In an intervention at an informal pre-Seattle ministerial meeting of key WTO member countries in Lausanne, Switzerland, Maran said: ''The agenda at Seattle must be balanced for then alone can the results be balanced and contribute to development.''
The issues of implementation of the Uruguay Round agreements must also be addressed upfront and key imbalances in the existing agreements must be removed, Maran said.
The review process that was currently underway or due shortly, should reconsider the full impact of limiting policy options on the competitiveness of developing countries, particularly in respect of subsidies, intellectual property rights and trade related investment measures.
The Union minister said that the developing countries must be assured that when their interests were at risk, the WTO system would respond positively to fully address their concerns. A fair and equitable multi-lateral trading system is essental to restore the credibility of the two systems in the eyes of developing countries.
This is vital in view of the deep scepticism prevailing among people about the WTO and its attendant benefit.
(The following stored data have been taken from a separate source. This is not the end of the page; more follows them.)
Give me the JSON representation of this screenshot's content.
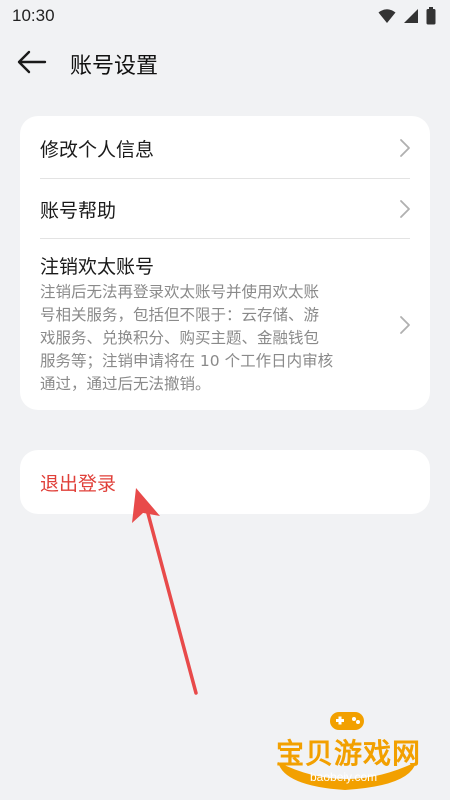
{
  "status_bar": {
    "time": "10:30",
    "icons": [
      "wifi-icon",
      "cellular-signal-icon",
      "battery-icon"
    ]
  },
  "header": {
    "back_icon": "back-arrow-icon",
    "title": "账号设置"
  },
  "settings_list": {
    "items": [
      {
        "label": "修改个人信息",
        "icon": "chevron-right-icon"
      },
      {
        "label": "账号帮助",
        "icon": "chevron-right-icon"
      },
      {
        "label": "注销欢太账号",
        "description_lines": [
          "注销后无法再登录欢太账号并使用欢太账",
          "号相关服务，包括但不限于：云存储、游",
          "戏服务、兑换积分、购买主题、金融钱包",
          "服务等；注销申请将在 10 个工作日内审核",
          "通过，通过后无法撤销。"
        ],
        "icon": "chevron-right-icon"
      }
    ]
  },
  "logout": {
    "label": "退出登录",
    "color": "#e0403a"
  },
  "annotation": {
    "type": "arrow",
    "color": "#e84a4a"
  },
  "watermark": {
    "text": "宝贝游戏网",
    "url": "baobeiy.com"
  }
}
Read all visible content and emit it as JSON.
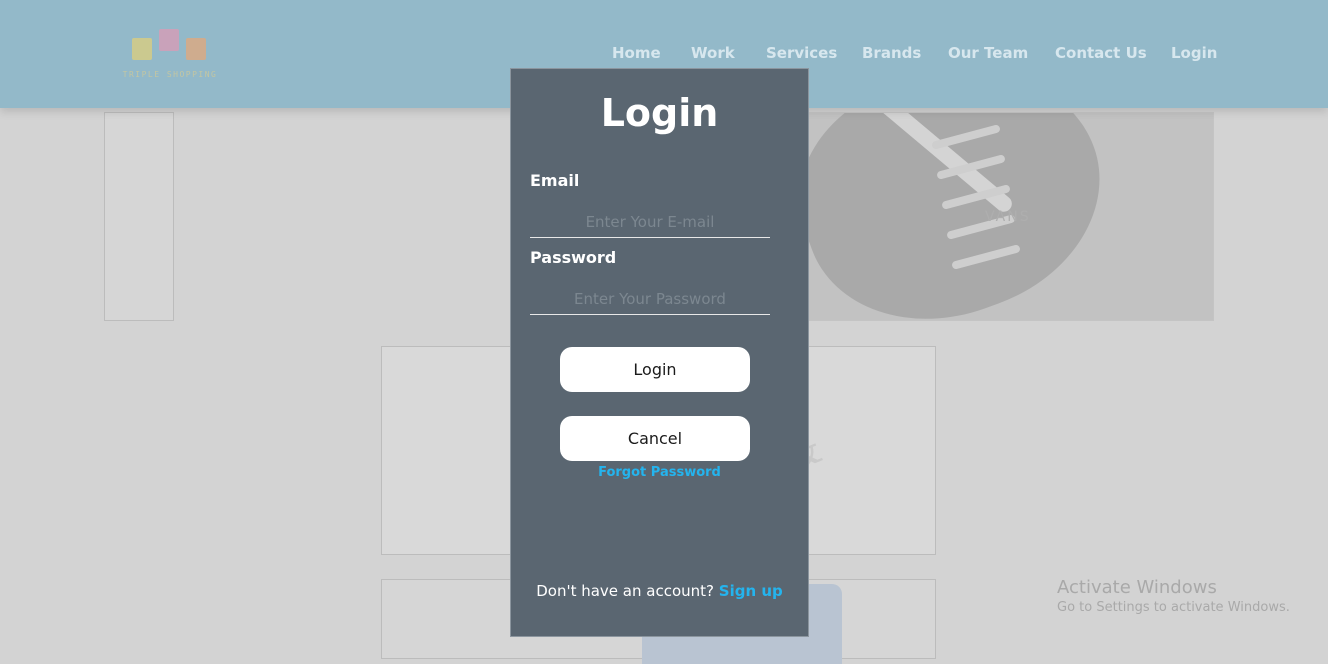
{
  "header": {
    "logo_text": "TRIPLE SHOPPING",
    "nav": [
      {
        "label": "Home"
      },
      {
        "label": "Work"
      },
      {
        "label": "Services"
      },
      {
        "label": "Brands"
      },
      {
        "label": "Our Team"
      },
      {
        "label": "Contact Us"
      },
      {
        "label": "Login"
      }
    ]
  },
  "background": {
    "shoe_brand": "VANS",
    "tiffany_watermark": "TIFFANY & CO."
  },
  "modal": {
    "title": "Login",
    "email_label": "Email",
    "email_placeholder": "Enter Your E-mail",
    "email_value": "",
    "password_label": "Password",
    "password_placeholder": "Enter Your Password",
    "password_value": "",
    "login_button": "Login",
    "cancel_button": "Cancel",
    "forgot_link": "Forgot Password",
    "signup_prompt": "Don't have an account?",
    "signup_link": "Sign up"
  },
  "os_watermark": {
    "line1": "Activate Windows",
    "line2": "Go to Settings to activate Windows."
  },
  "colors": {
    "header_bg": "#93b9c9",
    "modal_bg": "#5a6671",
    "link": "#24b4ee",
    "button_bg": "#ffffff"
  }
}
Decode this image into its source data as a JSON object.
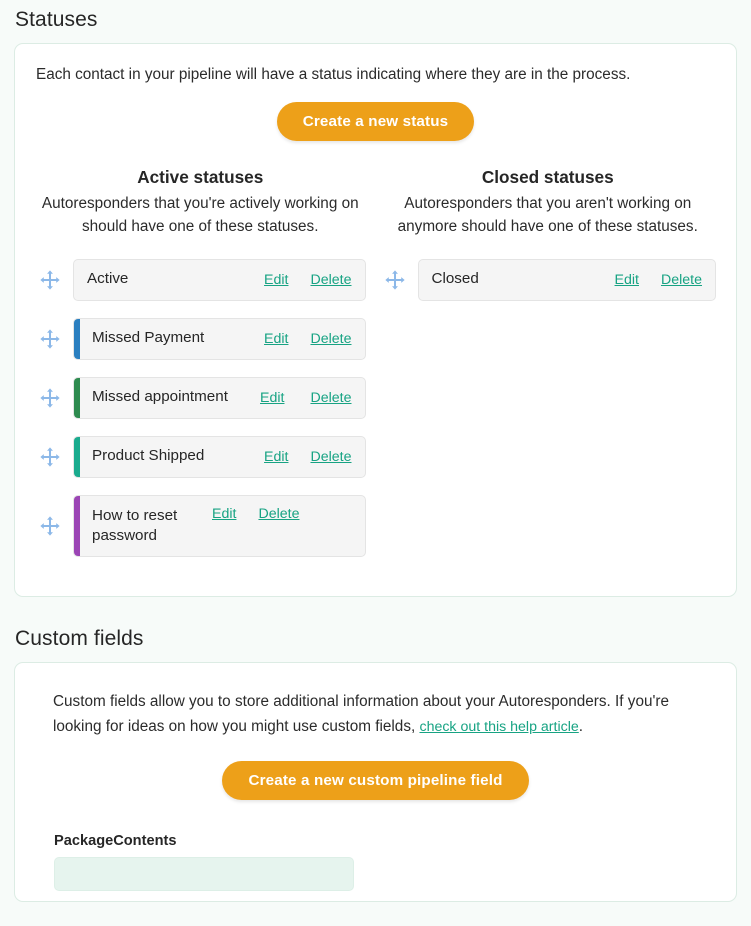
{
  "statuses_section": {
    "title": "Statuses",
    "intro": "Each contact in your pipeline will have a status indicating where they are in the process.",
    "create_button": "Create a new status",
    "active_column": {
      "title": "Active statuses",
      "description": "Autoresponders that you're actively working on should have one of these statuses.",
      "items": [
        {
          "name": "Active",
          "color": "",
          "edit": "Edit",
          "delete": "Delete"
        },
        {
          "name": "Missed Payment",
          "color": "#2a7fc0",
          "edit": "Edit",
          "delete": "Delete"
        },
        {
          "name": "Missed appointment",
          "color": "#2e8b4f",
          "edit": "Edit",
          "delete": "Delete"
        },
        {
          "name": "Product Shipped",
          "color": "#1aab8e",
          "edit": "Edit",
          "delete": "Delete"
        },
        {
          "name": "How to reset password",
          "color": "#9b45b5",
          "edit": "Edit",
          "delete": "Delete"
        }
      ]
    },
    "closed_column": {
      "title": "Closed statuses",
      "description": "Autoresponders that you aren't working on anymore should have one of these statuses.",
      "items": [
        {
          "name": "Closed",
          "color": "",
          "edit": "Edit",
          "delete": "Delete"
        }
      ]
    }
  },
  "custom_fields_section": {
    "title": "Custom fields",
    "description_part1": "Custom fields allow you to store additional information about your Autoresponders. If you're looking for ideas on how you might use custom fields, ",
    "help_link": "check out this help article",
    "description_part2": ".",
    "create_button": "Create a new custom pipeline field",
    "fields": [
      {
        "label": "PackageContents",
        "value": "",
        "placeholder": ""
      }
    ]
  },
  "theme": {
    "accent_orange": "#eda019",
    "link_green": "#17a383",
    "page_background": "#f7fbf9",
    "card_border": "#dcece4",
    "pill_background": "#f5f5f5",
    "input_background": "#e6f4ee",
    "drag_handle_color": "#8cb8e8"
  },
  "icons": {
    "drag": "move-arrows-icon"
  }
}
Special and differential treatment for developing countries as a means of guarteeing them adequate flexibility should be made part of the contractual obligations of the rule-based system. Elaborating on India's concerns, Maran said: ''We have heard several calls for a developing round and of development being at the core of the agenda. If this objective is to be realised, it must be ensured that the WTO system sub-serves development and does not subvert it. "Only then would this organisation have credibility in the eyes of the developing world,'' he added
''We are strongly opposed to non-trade issues, which only have tenuous links with trade being brought into the agenda of the WTO. To seek to deal with extraneous subjects, on the basis of principles governing commercial transactions and based on the sole reasoning of trade advantage, could ultimately distort development itself."
He referred in particular to proposals to broaden the scope of the WTO's mandate by having disciplines on investment per se as well as labour standards and environemntal concerns being sought to be used to protect domestic industry.
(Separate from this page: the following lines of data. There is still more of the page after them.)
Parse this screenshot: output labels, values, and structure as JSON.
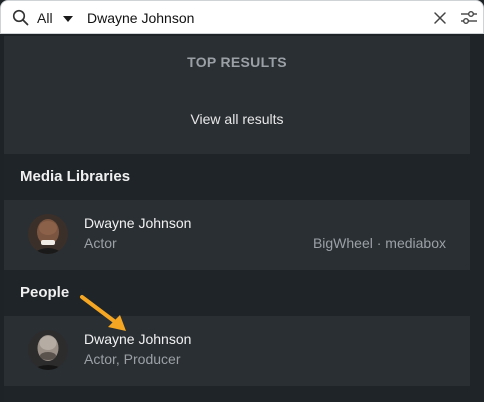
{
  "search": {
    "scope_label": "All",
    "query": "Dwayne Johnson"
  },
  "dropdown": {
    "top_results_label": "TOP RESULTS",
    "view_all_label": "View all results",
    "sections": [
      {
        "title": "Media Libraries",
        "results": [
          {
            "name": "Dwayne Johnson",
            "role": "Actor",
            "source": "BigWheel · mediabox"
          }
        ]
      },
      {
        "title": "People",
        "results": [
          {
            "name": "Dwayne Johnson",
            "role": "Actor, Producer"
          }
        ]
      }
    ]
  },
  "colors": {
    "panel_bg": "#2a2f33",
    "section_bg": "#1f2428",
    "accent_arrow": "#f5a623"
  }
}
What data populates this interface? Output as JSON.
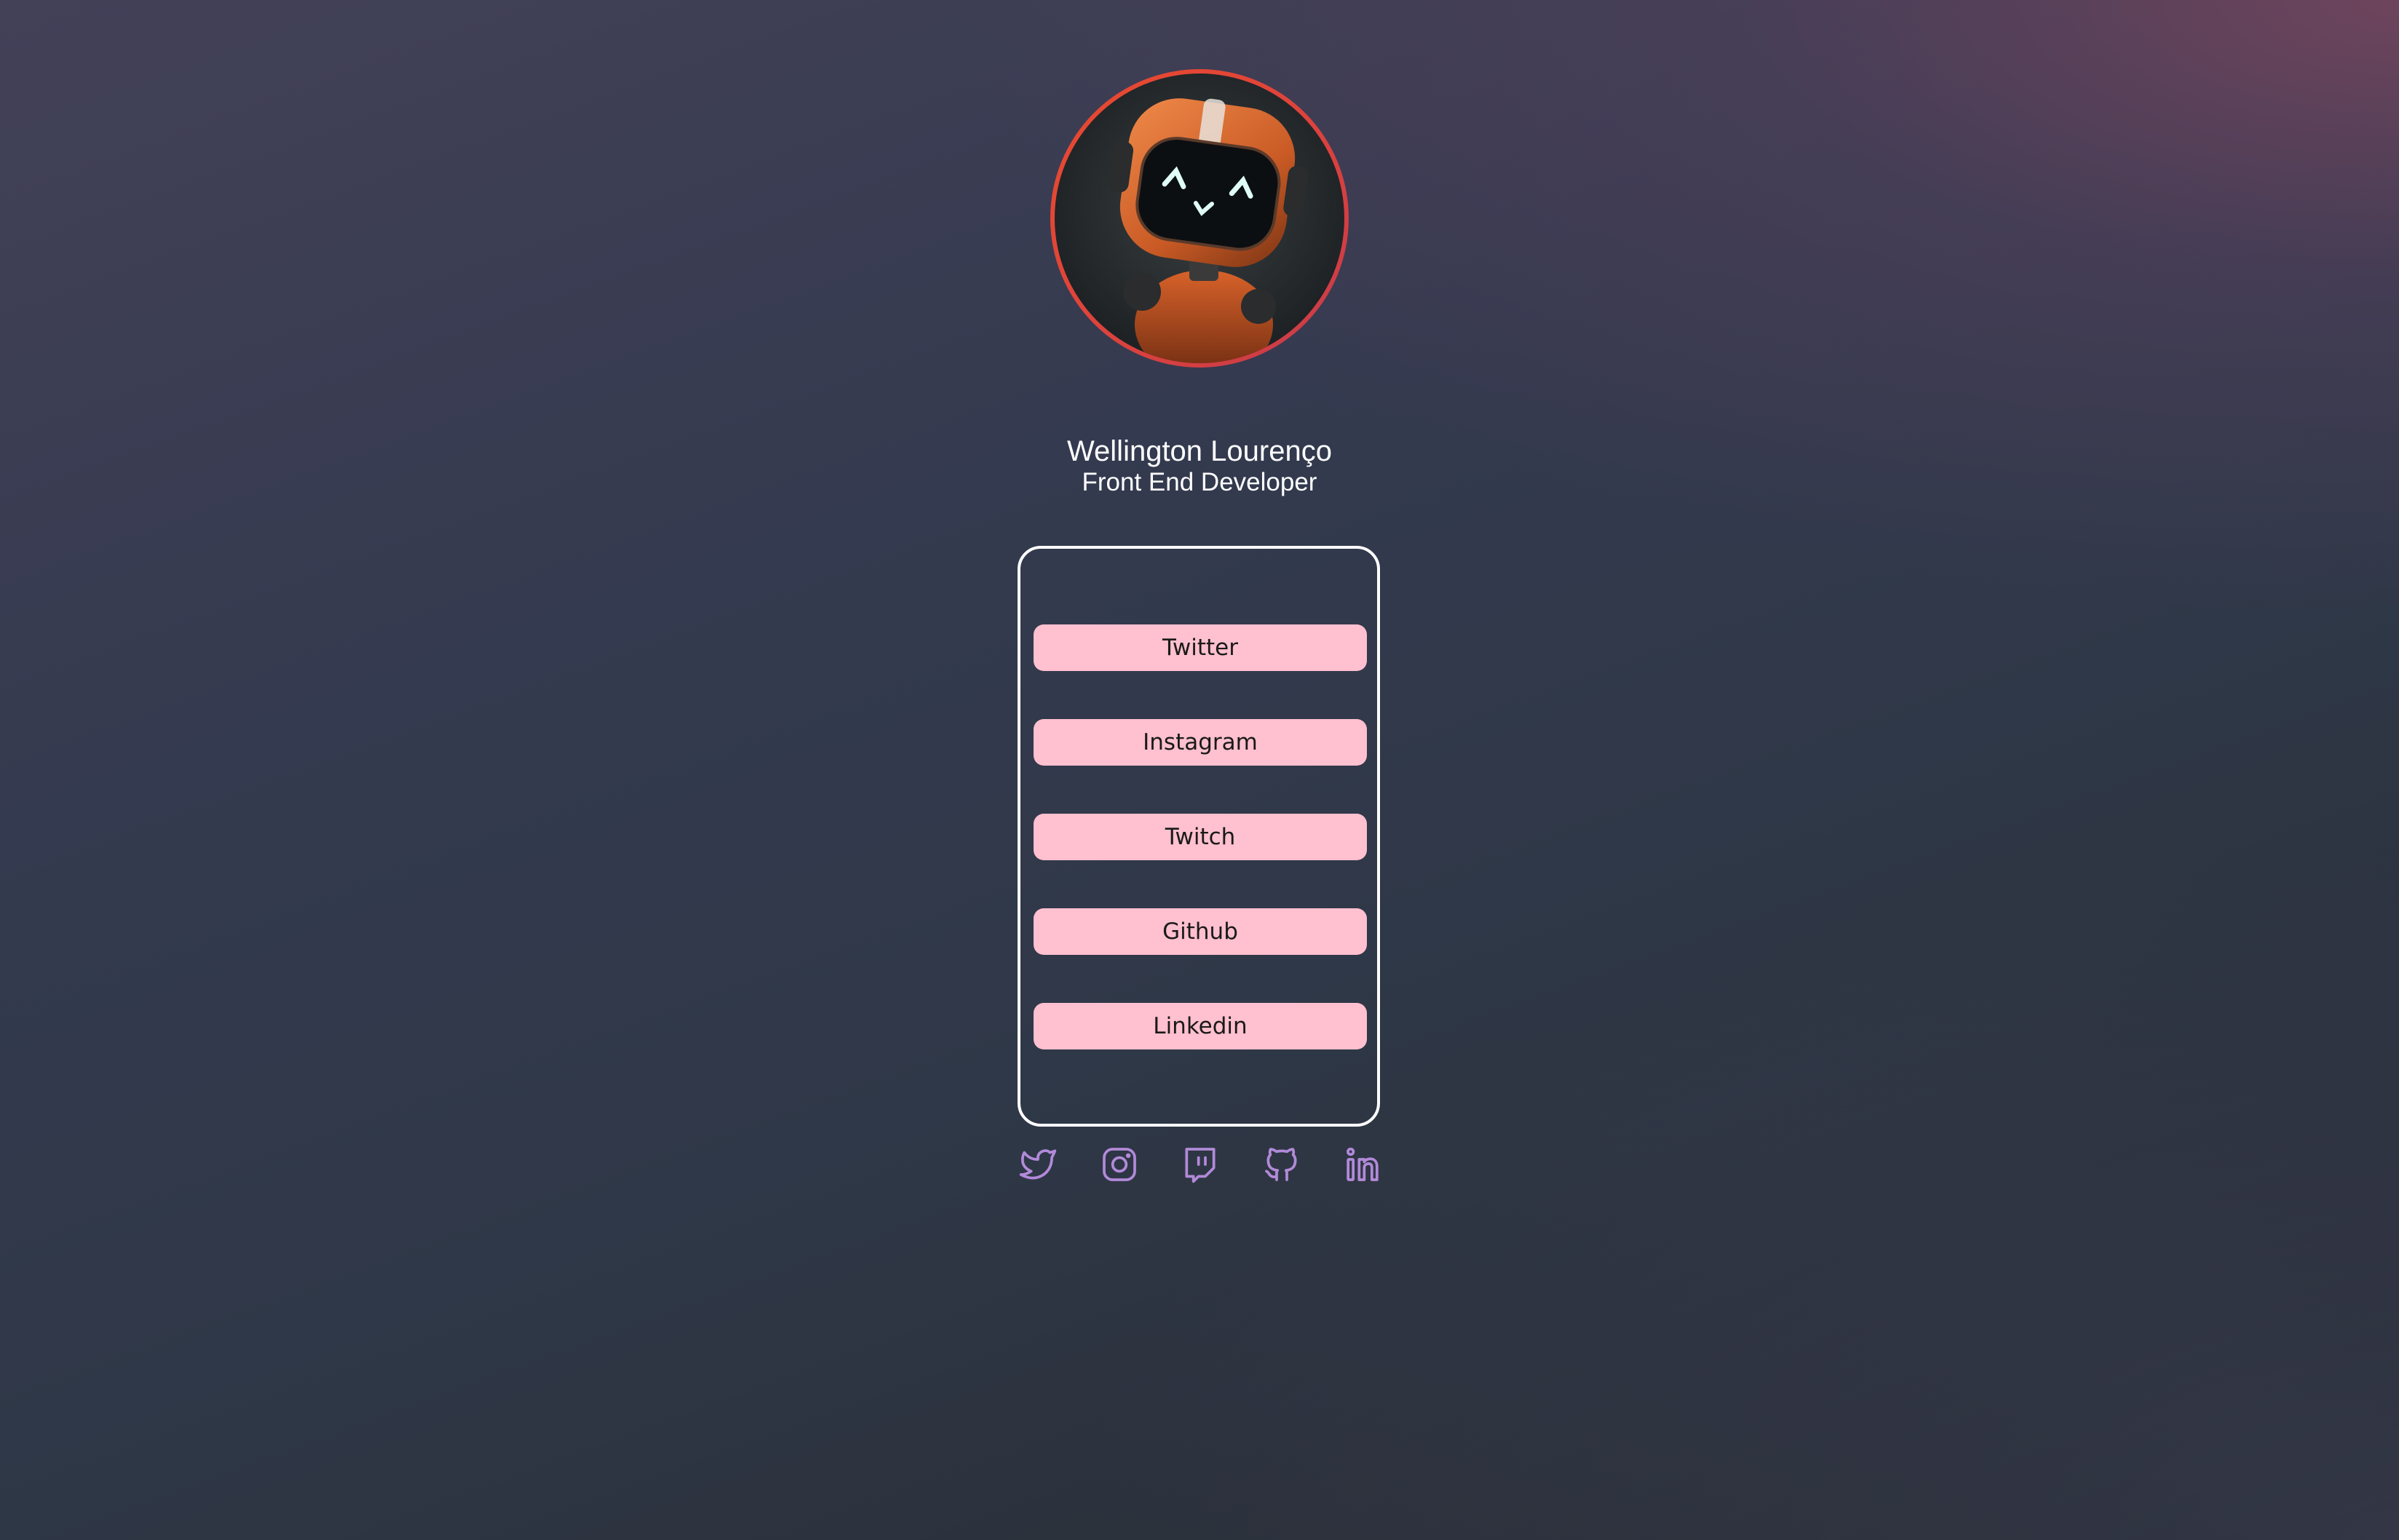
{
  "profile": {
    "name": "Wellington Lourenço",
    "role": "Front End Developer",
    "avatar_alt": "robot-avatar"
  },
  "links": [
    {
      "label": "Twitter"
    },
    {
      "label": "Instagram"
    },
    {
      "label": "Twitch"
    },
    {
      "label": "Github"
    },
    {
      "label": "Linkedin"
    }
  ],
  "social_icons": [
    "twitter-icon",
    "instagram-icon",
    "twitch-icon",
    "github-icon",
    "linkedin-icon"
  ],
  "colors": {
    "button_bg": "#ffc0cf",
    "icon_color": "#b28ad9",
    "ring_accent": "#e84a2e",
    "card_border": "#ffffff"
  }
}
Emphasising the need to ensure fairness and equity in the WTO system from the viewpoint of the developing countries, Maran said ''We are not talking here merely of provisions relating to special and differential treatment of developing countries, which have largely consisted of longer transition periods and technical assistance, which even by themselves are both inadequate and insufficient. In fact, such meagre palliatives do not address the needs and aspirations of developing countries which the multilateral system must necessarily address.
"The WTO disciplines should allow sufficient freedom and flexibility to the developing counties to pursue their development strategies and must make a distinction between developed and developing countries where such a distinctioin is warranted. The Human Development Report 1999 has very well documented the increasing inequality between countries even in this decade."
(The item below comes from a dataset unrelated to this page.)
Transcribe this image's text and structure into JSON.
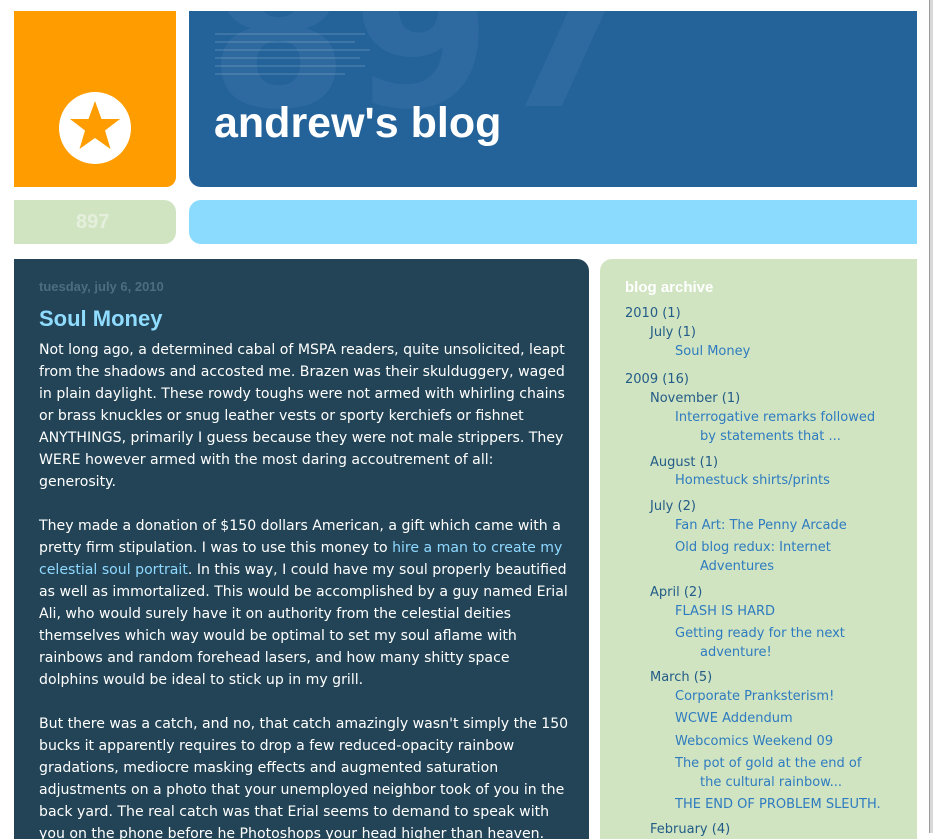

Another key issue, he said, was that of in-built imbalances in some of the Uruguay Round agreement which had come to light even more dramatically during their implementation in the last five years.
''Far from favouring developing countries, they have imposed even more onerous obligations on them. Also, in the Uruguay Round, the developing countries provided significantly enhanced market access by sharply reducing their tariffs and binding a large proportion of their tariff lines. Yet, in textiles, an area of particular interest to many developing countires, there is no meaningul integration of restrained items even after five years.
''Even in other areas, wherever we show competitiveness in some products, trade defence measures, including anti-dumping and subsidy investigations, are initiated, effectively crippling out export effort,'' the minister said.
Underlining this particular area of concern, Maran quoted Joseph Stiglitz, senior vice president and chief economist of the World Bank, who had said that ''as developing countries take steps to open their economies and expand their exports, in too many sectors they find themselves confronting significant trade barriers -- leaving them, in effect, with neither aid nor trade. They quickly run up against dumping duties, when no economist would say they are really engaged in dumping, or they face protected or restricted markets in their areas of natural comparitive advantage, like agriculture or textiles''.
India said it was opposed to non-trade issues being brought into the agenda for a new round of global trade negotiations due to be launched in Seattle in December.
Elaborating on India's concerns, Maran said: "We have heard several calls for a development round and of development being at the core of the agenda. If this objective is to be realised then it must be ensured that the WTO system subserves development and does not subvert it."
Ministers from 25 leading trade powers met in Switzerland on Monday to try to narrow differences over the agenda for the new round of global trade negotiations.
The two-day, high-level meeting in Lausanne brings together the key players in the negotiations, including the United States, the European Union, Japan, leading developing countries and representatives of the Cairns Group of major agricultural producers.
Just over a month before the Seattle ministerial conference, major differences exist between industrial countries pushing for a broad agenda for the new talks and developing nations which are sceptical of the benefits of new trade liberalisation talks, likely to get under way early in the New Year.